L’innovation s’est toujours nourrie des possibilités technologiques, de besoins émergents et d’attentes partiellement couvertes. Avec l’initiative de Facebook Libra, le sujet des monnaies privées s’invite avec force dans l’agenda des gouvernements et des banquiers centraux.
Dans les faits, la naissance de « pseudo » monnaies d’échange telle que Facebook Libra n’est pas nouvelle, notamment pour celles sans caractère libératoire. Programme de fidélité à points issu d’enseignes commerciales, « miles » de compagnies aériennes, crédits de jeu vidéo…, notre quotidien est peuplé de monnaies privées qui ne disent pas leurs noms. C’est bien la confiance (fiducia) dans l’entreprise émettrice qui assure au consommateur qu’elles seront utilisables pour la finalité qui a conduit à leur création : récompenser, payer des microservices, transférer des parts de services… Ainsi, soit le consommateur a tout à gagner à l’utiliser, soit la réputation de l’entreprise favorise la confiance et donc l’usage. La monnaie a toujours été une histoire de convention entre parties : il suffit d’y croire pour lui donner de la valeur ! Dans un lointain passé, c’était le souverain par son statut qui était détenteur de ce capital confiance. Aujourd’hui, nul n’est plus digne de confiance a priori, mais certaines marques disposent d’un capital réel. La confiance, actif intangible ne se proclame pas. Elle se démontre par des éléments de preuves tangibles : fiabilité des services, qualité de la relation client, éthique dans le traitement des données, frugalité de la consommation énergétique… Si la défiance des consommateurs vis-à-vis des institutions notamment financières reste bien réelle, peut-on en retour avoir assez confiance dans des entreprises comme Facebook ayant eu des déboires depuis 2 ans ? Un service financier impose en effet des contraintes de gestion bien supérieures à celles existantes dans le traitement des données personnelles sur un réseau social !

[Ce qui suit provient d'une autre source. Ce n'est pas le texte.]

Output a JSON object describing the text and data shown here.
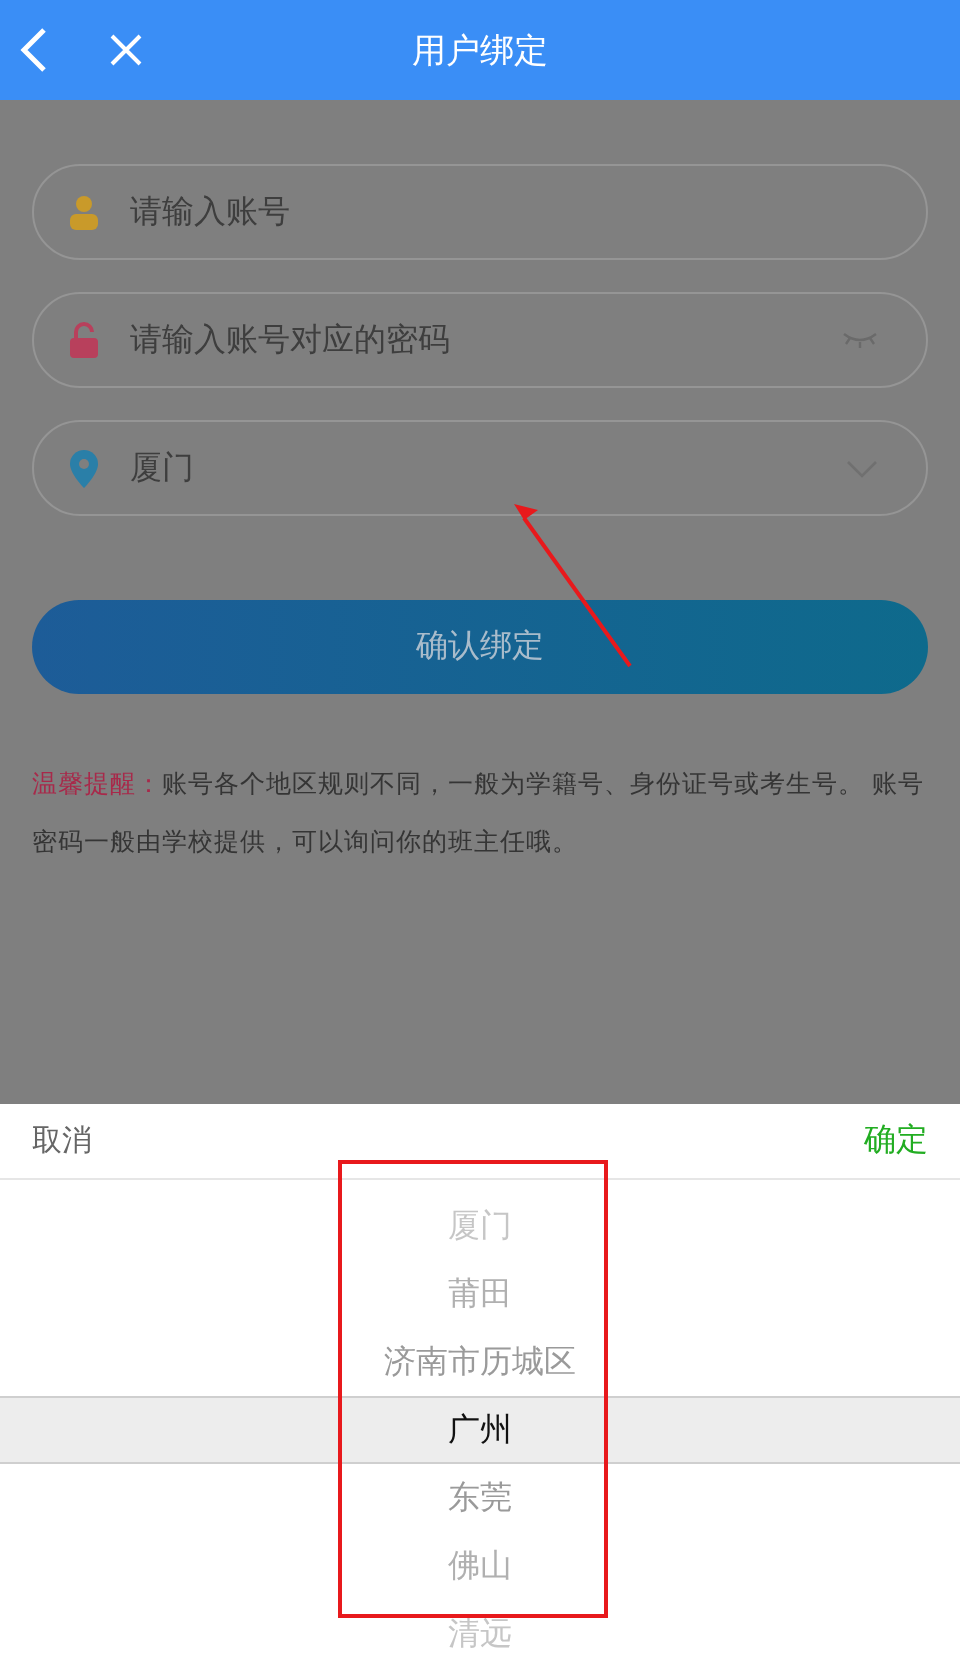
{
  "header": {
    "title": "用户绑定"
  },
  "form": {
    "fields": [
      {
        "kind": "account",
        "placeholder": "请输入账号"
      },
      {
        "kind": "password",
        "placeholder": "请输入账号对应的密码"
      },
      {
        "kind": "region",
        "value": "厦门"
      }
    ],
    "submit": "确认绑定",
    "tip": {
      "label": "温馨提醒：",
      "text": "账号各个地区规则不同，一般为学籍号、身份证号或考生号。 账号密码一般由学校提供，可以询问你的班主任哦。"
    }
  },
  "picker": {
    "cancel": "取消",
    "confirm": "确定",
    "options": [
      {
        "label": "厦门",
        "selected": false
      },
      {
        "label": "莆田",
        "selected": false
      },
      {
        "label": "济南市历城区",
        "selected": false
      },
      {
        "label": "广州",
        "selected": true
      },
      {
        "label": "东莞",
        "selected": false
      },
      {
        "label": "佛山",
        "selected": false
      },
      {
        "label": "清远",
        "selected": false
      }
    ]
  }
}
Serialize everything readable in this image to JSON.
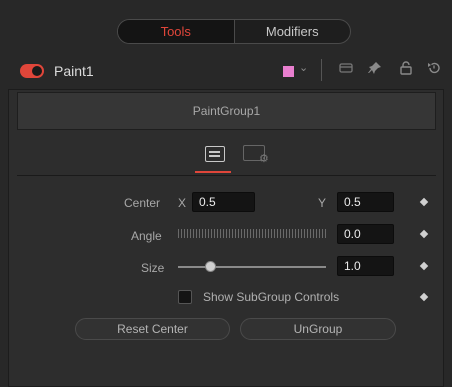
{
  "tabs": {
    "tools": "Tools",
    "modifiers": "Modifiers",
    "active": "tools"
  },
  "colors": {
    "accent": "#e0463a",
    "node_swatch": "#e87fcf"
  },
  "node": {
    "name": "Paint1"
  },
  "header_icons": [
    "chevron-down-icon",
    "view-icon",
    "pin-icon",
    "lock-icon",
    "reset-icon"
  ],
  "group": {
    "name": "PaintGroup1"
  },
  "inspector_tabs": [
    "controls-icon",
    "settings-icon"
  ],
  "controls": {
    "center": {
      "label": "Center",
      "x_label": "X",
      "x_value": "0.5",
      "y_label": "Y",
      "y_value": "0.5"
    },
    "angle": {
      "label": "Angle",
      "value": "0.0"
    },
    "size": {
      "label": "Size",
      "value": "1.0",
      "slider_fraction": 0.22
    },
    "show_subgroup": {
      "label": "Show SubGroup Controls",
      "checked": false
    }
  },
  "buttons": {
    "reset_center": "Reset Center",
    "ungroup": "UnGroup"
  }
}
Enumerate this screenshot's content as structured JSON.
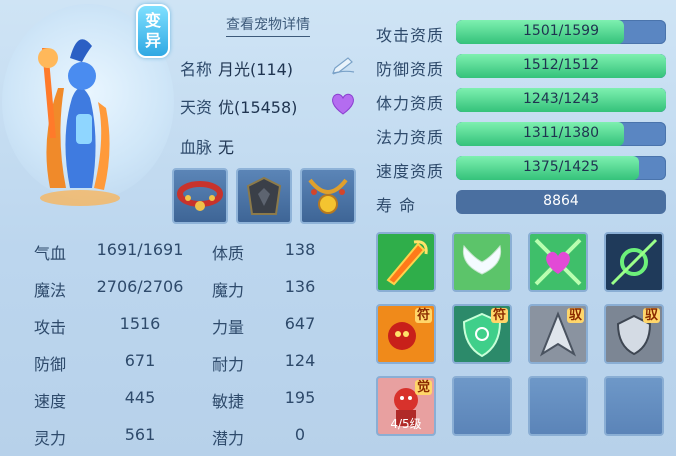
{
  "pet": {
    "variant_label": "变异",
    "detail_link": "查看宠物详情",
    "name_label": "名称",
    "name_value": "月光(114)",
    "talent_label": "天资",
    "talent_value": "优(15458)",
    "bloodline_label": "血脉",
    "bloodline_value": "无"
  },
  "equipment": [
    {
      "name": "red-collar-icon"
    },
    {
      "name": "dark-armor-icon"
    },
    {
      "name": "gold-necklace-icon"
    }
  ],
  "stats": [
    {
      "label": "气血",
      "value": "1691/1691",
      "label2": "体质",
      "value2": "138"
    },
    {
      "label": "魔法",
      "value": "2706/2706",
      "label2": "魔力",
      "value2": "136"
    },
    {
      "label": "攻击",
      "value": "1516",
      "label2": "力量",
      "value2": "647"
    },
    {
      "label": "防御",
      "value": "671",
      "label2": "耐力",
      "value2": "124"
    },
    {
      "label": "速度",
      "value": "445",
      "label2": "敏捷",
      "value2": "195"
    },
    {
      "label": "灵力",
      "value": "561",
      "label2": "潜力",
      "value2": "0"
    }
  ],
  "aptitudes": [
    {
      "label": "攻击资质",
      "text": "1501/1599",
      "fraction": 0.8
    },
    {
      "label": "防御资质",
      "text": "1512/1512",
      "fraction": 1.0
    },
    {
      "label": "体力资质",
      "text": "1243/1243",
      "fraction": 1.0
    },
    {
      "label": "法力资质",
      "text": "1311/1380",
      "fraction": 0.8
    },
    {
      "label": "速度资质",
      "text": "1375/1425",
      "fraction": 0.87
    }
  ],
  "life": {
    "label": "寿    命",
    "value": "8864"
  },
  "skills": [
    {
      "name": "flame-sword-icon",
      "tag": ""
    },
    {
      "name": "angel-wings-icon",
      "tag": ""
    },
    {
      "name": "glowing-heart-icon",
      "tag": ""
    },
    {
      "name": "green-spiral-icon",
      "tag": ""
    },
    {
      "name": "fire-demon-icon",
      "tag": "符"
    },
    {
      "name": "green-shield-icon",
      "tag": "符"
    },
    {
      "name": "silver-blade-icon",
      "tag": "驭"
    },
    {
      "name": "silver-shield-icon",
      "tag": "驭"
    },
    {
      "name": "awakened-demon-icon",
      "tag": "觉",
      "level": "4/5级"
    }
  ],
  "colors": {
    "accent_green": "#34c27a",
    "bar_bg": "#5a86c2",
    "text": "#2e4a6b"
  }
}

Pour nourrir la confiance, la technologie a aussi été un puissant renfort, et plus encore, pour les monnaies à caractère libératoire : papier fiduciaire, encre comme agent de neutralisation, fibres fluorescentes, filigrane mulsion, signes de sécurité détectables uniquement par des machines, code unique… Aujourd’hui ce sont les possibilités offertes par les technologies blockchain qui semblent les plus prometteuses, fort de 10 ans d’expérimentation du Bitcoin. D’ailleurs certaines monnaies à faible pouvoir libératoire, ou émanant de pays totalitaire, ont vu dans les monnaies privées une solution potentielle. Mais ce sont surtout les évolutions de comportement qui renchérissent le niveau d’attentes vis-à-vis de néo monnaies et solutions de paiement alternatives. La mondialisation a en effet banalisé les paiements et transferts internationaux, et généralisé leur nécessaire dématérialisation. Simultanément, la montée des micropaiements a conduit à renchérir la pression sur les coûts unitaires par transaction. PayPal, Alipay et WeChat proposent déjà des plateformes simples d’usage, utilisées par plus de 500 millions de Chinois. Et, pour les géants mondiaux du numérique qui voudraient investir ce sujet, tous ne jouent pas à jeu égal. Ceux dont l’activité historique est structurellement « sans frontière » possèdent un avantage décisif. En tête, Facebook avec sa plateforme sociale, Instagram, WhatsApp et Messenger. On peut aussi citer Telegram qui a déjà commencé avec son projet « TON » … La capacité à s’appuyer sur des échanges informationnels existants pour développer des flux financiers est forte et rend cette adjacence d’activité encore plus évidente. C’est sans compter la capacité de ces acteurs à offrir une expérience utilisateur hors norme et une ergonomie exemplaire. Et là encore on peut compter sur Facebook ! Bref, tout est là pour réussir. Pourtant, malgré ces atouts, Facebook vient de partager ses doutes sur sa capacité à surmonter les obstacles règlementaires, y compris aux Etats-Unis pourtant enclins à aider ses champions de la tech.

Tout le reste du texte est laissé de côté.